Greg Hewlett passed away on January 17th after nearly eight years of battling colon cancer. While we grieve his loss, we are comforted to know that he is with his Lord.
If you would like to leave your thoughts on Greg, please see this thread.
If you would like to make a charitable donation in Greg's honor, please see this thread.
The Struggle Has Ended
Wednesday, May 26, 2010
A hopeful radiation plan
I met with Dr. Crane today. He is the radiation oncologist who will lead my ratiaion therapy. He looks like he could be playing first base for the Astros. But I suppose the academian in him chose to radiate tumors instead.
He gave me a better impression than I left the hospital with yeterday. He believes he can afford to be very aggressive with the radiation. He will go after every tumor that they can see. I had thought they were just going after the immediate problem areas, where there is pressure on the airways. Due to my good response from radiation in 2005 (wow, was that five years ago?), and the fact it did not do any extraordinary damage, he believes he can give me a lot of radiation. There is increased risk with this dose I may get a third new cancer (I've had two so far in my life), but the real problem is the cancer in me now.
He believes this will almost certainly relieve my breathing and coughing symptoms. And he thinks that while it is likely there may very well be a bit of cancer left somewhere in the areas that they treat, he is aiming to get everything they can see now. His goal is to "control" my cancer such that the next problem would be "somewhere else". This could buy me even a couple years. No promises, of course.
His assistant showed me the CT in detail today.
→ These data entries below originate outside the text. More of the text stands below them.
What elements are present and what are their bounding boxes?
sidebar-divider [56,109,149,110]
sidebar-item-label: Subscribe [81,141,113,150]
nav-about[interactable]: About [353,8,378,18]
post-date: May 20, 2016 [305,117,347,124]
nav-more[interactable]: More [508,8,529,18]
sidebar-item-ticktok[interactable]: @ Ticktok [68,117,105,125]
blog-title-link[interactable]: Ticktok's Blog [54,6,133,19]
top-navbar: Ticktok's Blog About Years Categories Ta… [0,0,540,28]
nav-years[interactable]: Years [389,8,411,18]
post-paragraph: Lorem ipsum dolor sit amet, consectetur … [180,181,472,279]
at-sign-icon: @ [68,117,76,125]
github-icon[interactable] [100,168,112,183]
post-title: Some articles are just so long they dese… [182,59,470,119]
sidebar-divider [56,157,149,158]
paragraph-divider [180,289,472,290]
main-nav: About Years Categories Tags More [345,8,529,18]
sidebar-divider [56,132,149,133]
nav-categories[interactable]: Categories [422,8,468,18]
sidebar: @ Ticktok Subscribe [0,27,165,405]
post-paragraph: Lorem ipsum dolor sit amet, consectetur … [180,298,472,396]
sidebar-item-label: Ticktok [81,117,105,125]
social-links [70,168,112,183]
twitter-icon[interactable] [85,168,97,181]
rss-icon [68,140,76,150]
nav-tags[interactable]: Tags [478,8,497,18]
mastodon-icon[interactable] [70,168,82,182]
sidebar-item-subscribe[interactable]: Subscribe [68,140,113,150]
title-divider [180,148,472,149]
It is amazing how the airway seems only the slightest bit restricted, and only on one side. Yet sometimes lately I feel like I'm drowning. The whole system is so sensitive. It is difficult to believe that zapping all over the place with radiation could actually be a good thing.
I have a couple more appointments tomorrow. Then back to Dallas for the weekend before beginning radiation in Houston on Wednesday. Treatment will be daily for about five weeks. The side-effects are expected to be quite difficult. The esophogus gets hammered in this process, making it difficult and painful to swallow for a period of about four weeks beginning a couple weeks into the radiation. I spoke to another patient who has had similar radiation and it sounded tough. A month of pain for a couple years of life seems like a pretty good deal. Gird up thy loins, self. Have mercy, O Lord.
By the way, while I was in the hospital last week, we got an offer on our house, which we accepted. Closing and moving the remaining furniture and junk will be tricky while I'm in and out of Houston, but it will be good to get that behind us. Albeit bittersweet.